I keep thinking of all of the autism-favorable traits he has, and now we have another one to put up on the board. I know I can't continue to think of that, I want to enjoy him and not worry, but that's what this blog is for, no? To spill my thoughts and share my joys and fears? So...there it is.

Saturday, January 5, 2008

Oh, and ask not about

how goes the remodel. We're still married. Everyone's still alive. The end.

Going Out on a Limb

Well, I've decided - I'm going to start selling Henry & Co. products again. Eeek! Hold me! I'm a-skeered. The good thing is that I've found two sites that allow me to list the items I have on hand, instead of having my original http://www.purehenry.com/ site that listed all of my products and I never knew what orders would come in. This way, I can simply "stock" the site with what I already have made and ready to go out the door, and all I will have to do is package and ship. So much easier.

The two sites between which I'm trying to decide are http://www.etsy.com/ and http://www.hyenacart.com/ - both of them are quality, well-run sites, but they are slightly different in terms of pricing, customer base and looks. If you have any feedback or thoughts, lay it on me!

Tuesday, January 1, 2008

Guess What I Got For Christmas?

A remodeling project! We've been living in a 3 bedroom, 1 bath 1942 ranch-style home for a little over 2 years now, and we love the place. It was almost completely redone when we moved in. The bathroom and kitchen were still in their original shape, and over the last 2 years, we have remodeled the kitchen, added on another room and enclosed part of the garage to make another 1/2 bath. I've been complaining about sharing my bathtub with two little grimy, squirmy mud-covered small people enough that The Huz finally gifted me with a brand-new tub, enlarged bathroom with two pedestal sinks and a new toilet. Sounds awesome, right? And bless his heart, the man tries. He really does. "Honey, we will start construction on Friday, and be done by Sunday night." Even I knew that was a lie, and I braced myself for a few weeks of disarray despite his insistance.

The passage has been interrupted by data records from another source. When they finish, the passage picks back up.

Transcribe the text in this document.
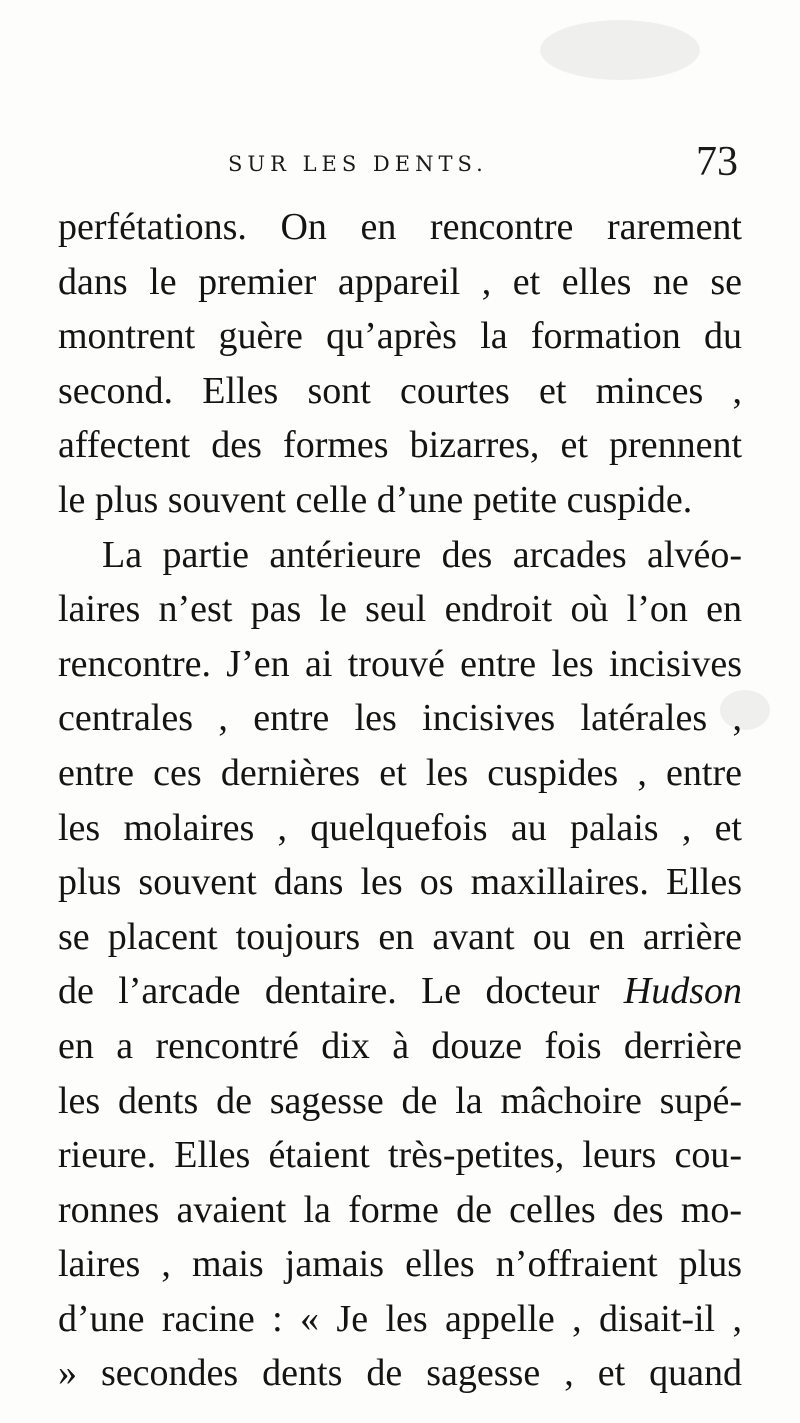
SUR LES DENTS.	73
perfétations. On en rencontre rarement
dans le premier appareil , et elles ne se
montrent guère qu’après la formation du
second. Elles sont courtes et minces ,
affectent des formes bizarres, et prennent
le plus souvent celle d’une petite cuspide.
La partie antérieure des arcades alvéo-
laires n’est pas le seul endroit où l’on en
rencontre. J’en ai trouvé entre les incisives
centrales , entre les incisives latérales ,
entre ces dernières et les cuspides , entre
les molaires , quelquefois au palais , et
plus souvent dans les os maxillaires. Elles
se placent toujours en avant ou en arrière
de l’arcade dentaire. Le docteur Hudson
en a rencontré dix à douze fois derrière
les dents de sagesse de la mâchoire supé-
rieure. Elles étaient très-petites, leurs cou-
ronnes avaient la forme de celles des mo-
laires , mais jamais elles n’offraient plus
d’une racine : « Je les appelle , disait-il ,
» secondes dents de sagesse , et quand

It's now Tuesday, we hosted a 4th birthday party for Sir H yesterday, and the bathroom is half-way completed. We finally have water again, but little did I know that in drawing up the floorplan for my new bathroom, in all its glory, he used the space that was my former hall closet, where I kept every cleaning tool, all my towels and other assorted odds and ends like gifts, wrapping paper, board games, puzzles, etc., and he also decided that it would be an awesome idea to use the closet space from our bedroom to make the bathroom bigger. Both closets. As in, our clothes have nowhere to hang. When asked for his idea about where our clothes will now hand, his creative solution was to buy an armoire and use it as a wardrobe. Great! Where the frick are we going to put it? And also, where the frick is it?

So, currently, my clothes are hanging in the laundry room, we've been living out of a suitcase sleeping at my parents' home, and my head is spinning around like Linda Whatserface from The Exorcist. So, just a piece of friendly advice. If you want me to remain a calm, civil human being, please don't ask me how my bathroom is looking, and aren't I so lucky to have such a handy husband who loves to work. Mmkay? Because I haven't slept in 3 days, seeing as a 4 year old and a 1 year old don't so much like to sleep in unfamiliar places, I haven't seen my husband since Wednesday, and I have no running water in my house. You'll get this response:

I'll let you know when it's safe to ask.

And I will share the beautiful day that was Sir H's fourth birthday when I can talk without using profanity every other word. It was gorgeous, and my boy is wonderful.